1
votes

I'm trying to enhance my monitoring and want to expand the amount of metrics pulled into Prometheus from our Kube estate. We already have a stand alone Prom implementation which has a hard coded config file monitoring some bare metal servers, and hooks into cadvisor for generic Pod metrics.

What i would like to do is configure Kube to monitor the apache_exporter metrics from a webserver deployed in the cluster, but also dynamically add a 2nd, 3rd etc webserver as the instances are scaled up.

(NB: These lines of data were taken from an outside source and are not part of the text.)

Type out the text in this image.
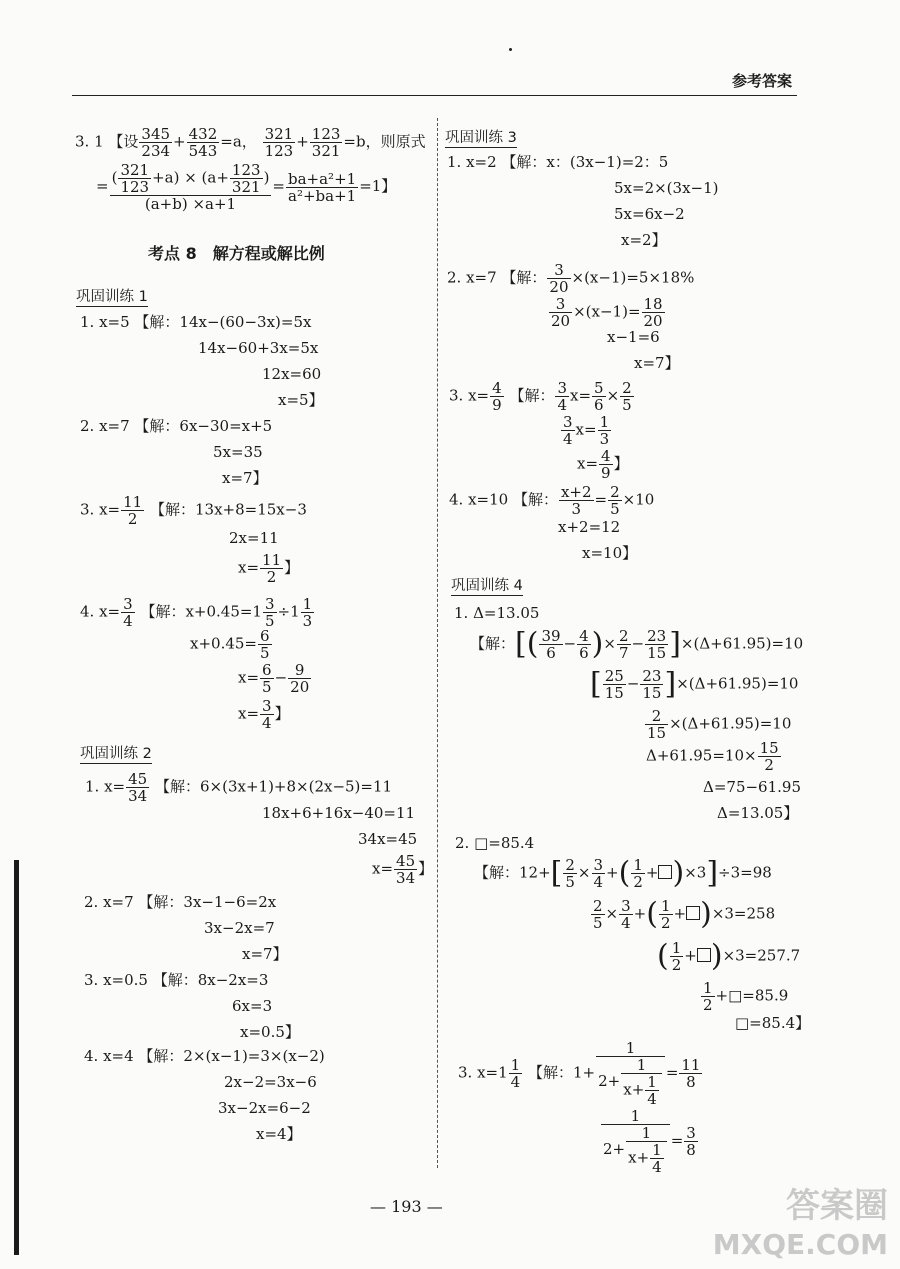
参考答案
3. 1 【设 $\frac{345}{234} + \frac{432}{543} =a$， $\frac{321}{123} + \frac{123}{321} =b$，则原式
= $\frac{( \frac{321}{123} +a) \times (a+ \frac{123}{321} )}{(a+b) \times a+1} = \frac{\text{ba+a²+1}}{\text{a²+ba+1}} =1$】
考点 8　解方程或解比例
巩固训练 1
1. x=5 【解：14x−(60−3x)=5x
14x−60+3x=5x
12x=60
x=5】
2. x=7 【解：6x−30=x+5
5x=35
x=7】
3. $x= \frac{11}{2}$ 【解：13x+8=15x−3
2x=11
$x= \frac{11}{2}$ 】
4. $x= \frac{3}{4}$ 【解：$x+0.45=1 \frac{3}{5} \div 1 \frac{1}{3}$
$x+0.45= \frac{6}{5}$
$x= \frac{6}{5} - \frac{9}{20}$
$x= \frac{3}{4}$ 】
巩固训练 2
1. $x= \frac{45}{34}$ 【解：6×(3x+1)+8×(2x−5)=11
18x+6+16x−40=11
34x=45
$x= \frac{45}{34}$ 】
2. x=7 【解：3x−1−6=2x
3x−2x=7
x=7】
3. x=0.5 【解：8x−2x=3
6x=3
x=0.5】
4. x=4 【解：2×(x−1)=3×(x−2)
2x−2=3x−6
3x−2x=6−2
x=4】
巩固训练 3
1. x=2 【解：x：(3x−1)=2：5
5x=2×(3x−1)
5x=6x−2
x=2】
2. x=7 【解： $\frac{3}{20} \times(x-1)=5\times 18\%$
$\frac{3}{20} \times(x-1)= \frac{18}{20}$
x−1=6
x=7】
3. $x= \frac{4}{9}$ 【解： $\frac{3}{4} x= \frac{5}{6} \times \frac{2}{5}$
$\frac{3}{4} x= \frac{1}{3}$
$x= \frac{4}{9}$ 】
4. x=10 【解： $\frac{x+2}{3} = \frac{2}{5} \times 10$
x+2=12
x=10】
巩固训练 4
1. Δ=13.05
【解：[( $\frac{39}{6} - \frac{4}{6}$ )× $\frac{2}{7} - \frac{23}{15} ]\times(\Delta+61.95)=10$
[ $\frac{25}{15} - \frac{23}{15} ]\times(\Delta+61.95)=10$
$\frac{2}{15} \times(\Delta+61.95)=10$
$\Delta+61.95=10\times \frac{15}{2}$
Δ=75−61.95
Δ=13.05】
2. □=85.4
【解：$12+[ \frac{2}{5} \times \frac{3}{4}$ +( $\frac{1}{2} + )\times 3]\div 3=98$
$\frac{2}{5} \times \frac{3}{4}$ +( $\frac{1}{2} + )\times 3=258$
( $\frac{1}{2} + )\times 3=257.7$
$\frac{1}{2}$ +□=85.9
□=85.4】
3. $x=1 \frac{1}{4}$ 【解：$1+ \frac{1}{2+ \frac{1}{x+ \frac{1}{4}}} = \frac{11}{8}$
$\frac{1}{2+ \frac{1}{x+ \frac{1}{4}}} = \frac{3}{8}$
— 193 —	答案圈
MXQE.COM
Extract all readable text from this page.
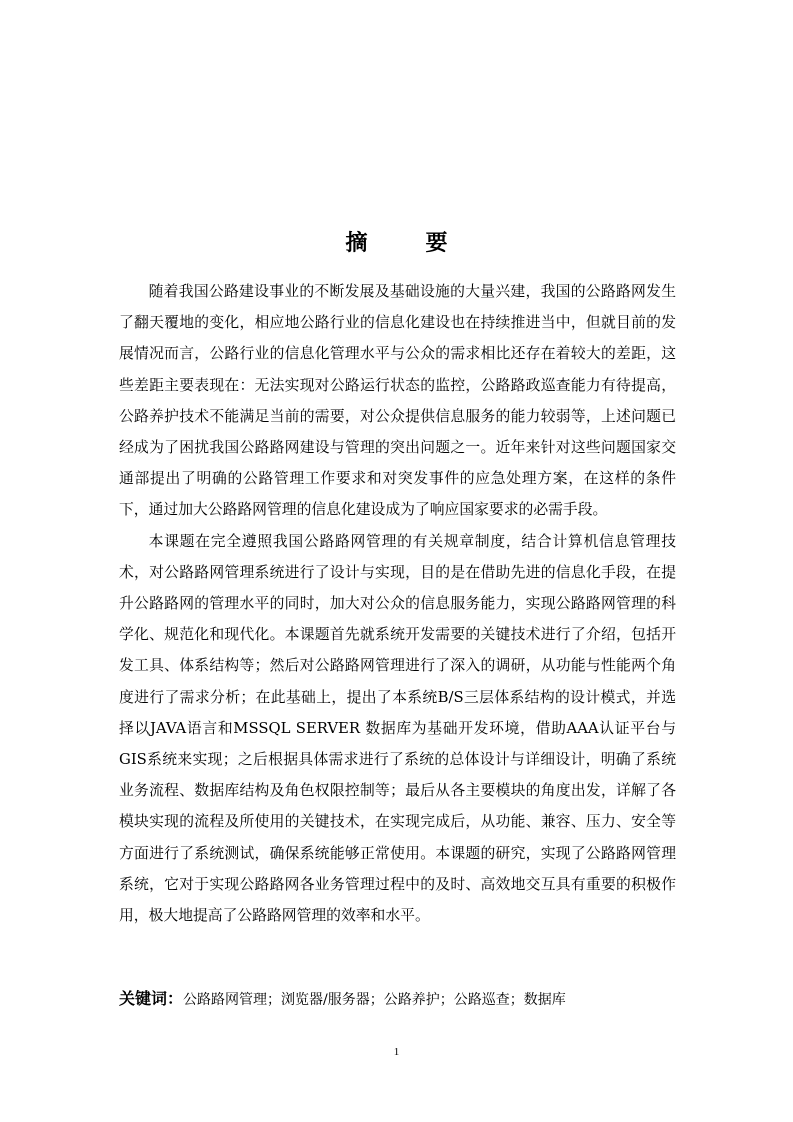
摘　要

随着我国公路建设事业的不断发展及基础设施的大量兴建，我国的公路路网发生了翻天覆地的变化，相应地公路行业的信息化建设也在持续推进当中，但就目前的发展情况而言，公路行业的信息化管理水平与公众的需求相比还存在着较大的差距，这些差距主要表现在：无法实现对公路运行状态的监控，公路路政巡查能力有待提高，公路养护技术不能满足当前的需要，对公众提供信息服务的能力较弱等，上述问题已经成为了困扰我国公路路网建设与管理的突出问题之一。近年来针对这些问题国家交通部提出了明确的公路管理工作要求和对突发事件的应急处理方案，在这样的条件下，通过加大公路路网管理的信息化建设成为了响应国家要求的必需手段。

本课题在完全遵照我国公路路网管理的有关规章制度，结合计算机信息管理技术，对公路路网管理系统进行了设计与实现，目的是在借助先进的信息化手段，在提升公路路网的管理水平的同时，加大对公众的信息服务能力，实现公路路网管理的科学化、规范化和现代化。本课题首先就系统开发需要的关键技术进行了介绍，包括开发工具、体系结构等；然后对公路路网管理进行了深入的调研，从功能与性能两个角度进行了需求分析；在此基础上，提出了本系统B/S三层体系结构的设计模式，并选择以JAVA语言和MSSQL SERVER 数据库为基础开发环境，借助AAA认证平台与GIS系统来实现；之后根据具体需求进行了系统的总体设计与详细设计，明确了系统业务流程、数据库结构及角色权限控制等；最后从各主要模块的角度出发，详解了各模块实现的流程及所使用的关键技术，在实现完成后，从功能、兼容、压力、安全等方面进行了系统测试，确保系统能够正常使用。本课题的研究，实现了公路路网管理系统，它对于实现公路路网各业务管理过程中的及时、高效地交互具有重要的积极作用，极大地提高了公路路网管理的效率和水平。

关键词：公路路网管理；浏览器/服务器；公路养护；公路巡查；数据库
1
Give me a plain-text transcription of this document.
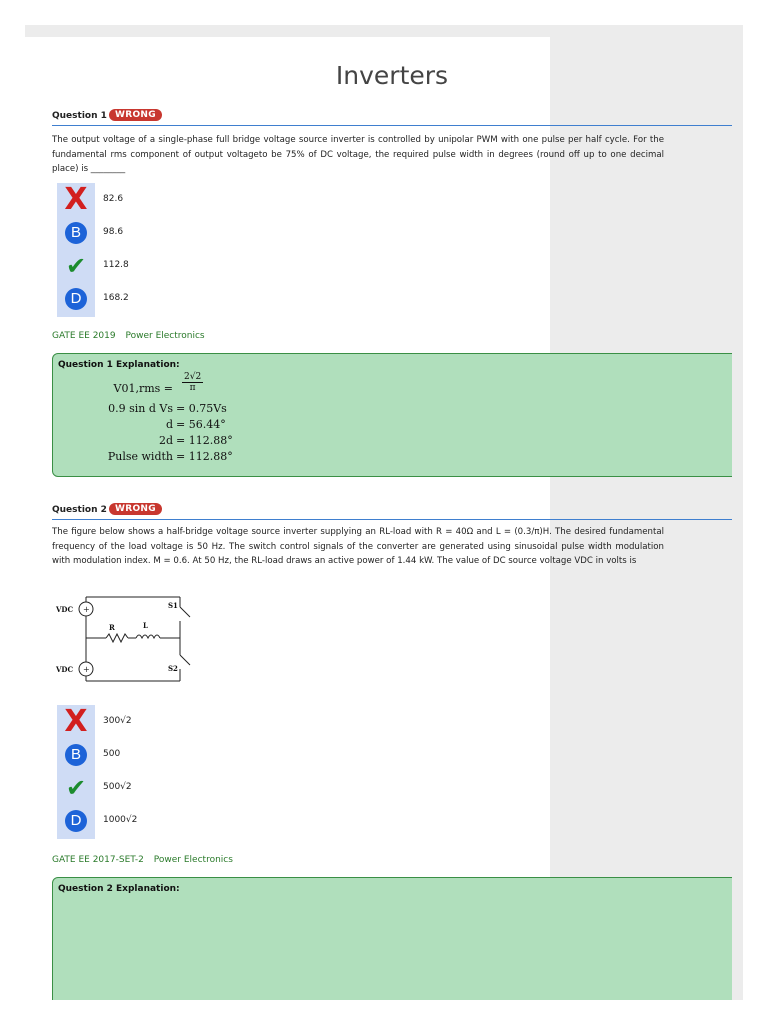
Inverters
Question 1 WRONG
The output voltage of a single-phase full bridge voltage source inverter is controlled by unipolar PWM with one pulse per half cycle. For the fundamental rms component of output voltageto be 75% of DC voltage, the required pulse width in degrees (round off up to one decimal place) is ________
X 82.6
B	98.6
✔ 112.8
D	168.2
GATE EE 2019 Power Electronics
Question 1 Explanation:
$V01,rms = \frac{2√2}{\pi}$
0.9 sin d Vs = 0.75Vs
d = 56.44°
2d = 112.88°
Pulse width = 112.88°
Question 2 WRONG
The figure below shows a half-bridge voltage source inverter supplying an RL-load with R = 40Ω and L = (0.3/π)H. The desired fundamental frequency of the load voltage is 50 Hz. The switch control signals of the converter are generated using sinusoidal pulse width modulation with modulation index. M = 0.6. At 50 Hz, the RL-load draws an active power of 1.44 kW. The value of DC source voltage VDC in volts is
+
+
VDC
VDC
R	L
S1
S2
X 300√2
B	500
✔ 500√2
D	1000√2
GATE EE 2017-SET-2 Power Electronics
Question 2 Explanation:
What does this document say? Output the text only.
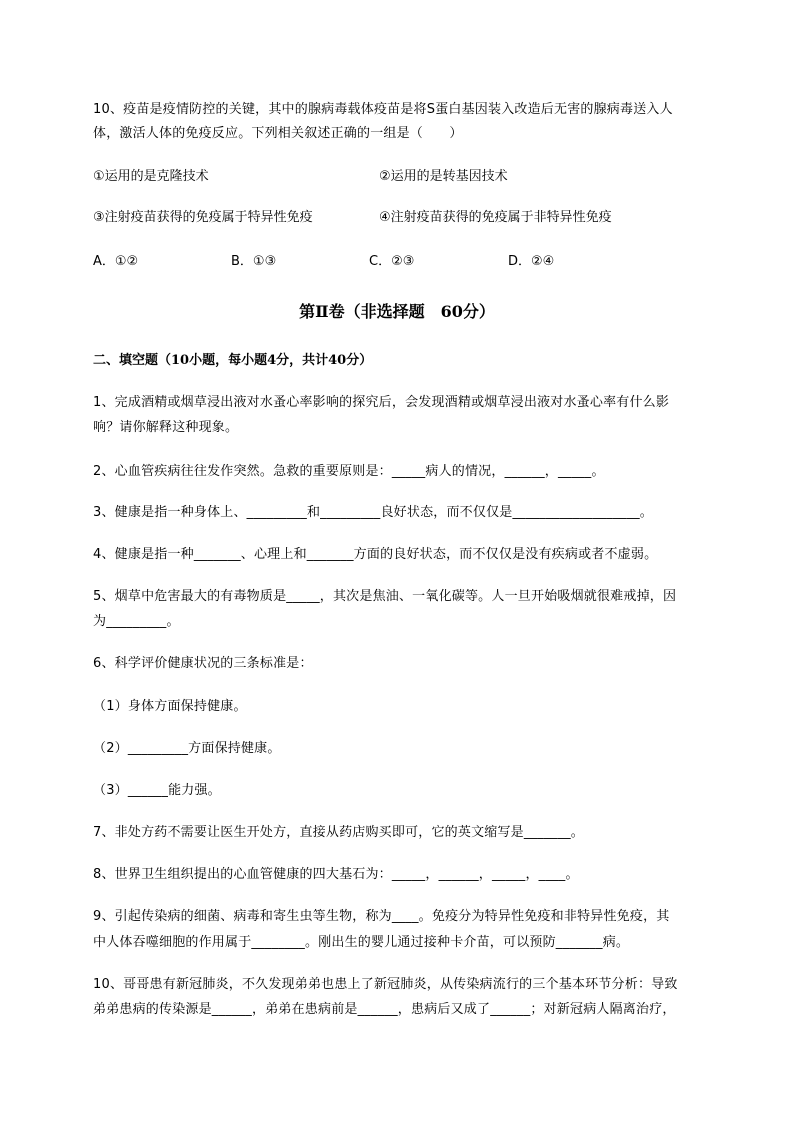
10、疫苗是疫情防控的关键，其中的腺病毒载体疫苗是将S蛋白基因装入改造后无害的腺病毒送入人
体，激活人体的免疫反应。下列相关叙述正确的一组是（　　）
①运用的是克隆技术	②运用的是转基因技术
③注射疫苗获得的免疫属于特异性免疫	④注射疫苗获得的免疫属于非特异性免疫
A．①②	B．①③	C．②③	D．②④
第Ⅱ卷（非选择题　60分）
二、填空题（10小题，每小题4分，共计40分）
1、完成酒精或烟草浸出液对水蚤心率影响的探究后，会发现酒精或烟草浸出液对水蚤心率有什么影
响？请你解释这种现象。
2、心血管疾病往往发作突然。急救的重要原则是：_____病人的情况，______，_____。
3、健康是指一种身体上、_________和_________良好状态，而不仅仅是___________________。
4、健康是指一种_______、心理上和_______方面的良好状态，而不仅仅是没有疾病或者不虚弱。
5、烟草中危害最大的有毒物质是_____，其次是焦油、一氧化碳等。人一旦开始吸烟就很难戒掉，因
为_________。
6、科学评价健康状况的三条标准是：
（1）身体方面保持健康。
（2）_________方面保持健康。
（3）______能力强。
7、非处方药不需要让医生开处方，直接从药店购买即可，它的英文缩写是_______。
8、世界卫生组织提出的心血管健康的四大基石为：_____，______，_____，____。
9、引起传染病的细菌、病毒和寄生虫等生物，称为____。免疫分为特异性免疫和非特异性免疫，其
中人体吞噬细胞的作用属于________。刚出生的婴儿通过接种卡介苗，可以预防_______病。
10、哥哥患有新冠肺炎，不久发现弟弟也患上了新冠肺炎，从传染病流行的三个基本环节分析：导致
弟弟患病的传染源是______，弟弟在患病前是______，患病后又成了______；对新冠病人隔离治疗，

I've looked at the kube-prometheus project, but this seems to be more geared to instances where there is no established Prometheus deployed. Is there a simple way to get prometheus to scrape the Kube API or etcd to pull in the current list of pods which match a certain criteria (ie, a tag like deploymentType=webserver) and scrape the apache_exporter metrics for these pods, and scrape the mysqld_exporter metrics where deploymentType=mysql

1

1 Answers

0
votes

There's a project called kube-prometheus-stack (formerly prometheus-operator): https://github.com/prometheus-community/helm-charts/tree/main/charts/kube-prometheus-stack

It has concepts called ServiceMonitor and PodMonitor:

Basically, this is a selector that points your Prometheus instance to scrape targets. In the case of service selector, it discovers all the pods behind the service. In the case of a pod selector, it discovers pods directly. Prometheus scrape config is updated and reloaded automatically in both cases.

Example PodMonitor:

apiVersion: monitoring.coreos.com/v1
kind: PodMonitor
metadata:
  name: example
  namespace: monitoring
spec:
  podMetricsEndpoints:
  - interval: 30s
    path: /metrics
    port: http
  namespaceSelector:
    matchNames:
    - app
  selector:
    matchLabels:
      app.kubernetes.io/name: my-app

Note that this PodMonitor object itself must be discovered by the controller. To achieve this you write a PodMonitorSelector(link). This additional explicit linkage is done intentionally - in this way, if you have 2 Prometheus instances on your cluster (say Infra and Product) you can separate which Prometheus will get which Pods to its scraping config.

The same applies to a ServiceMonitor.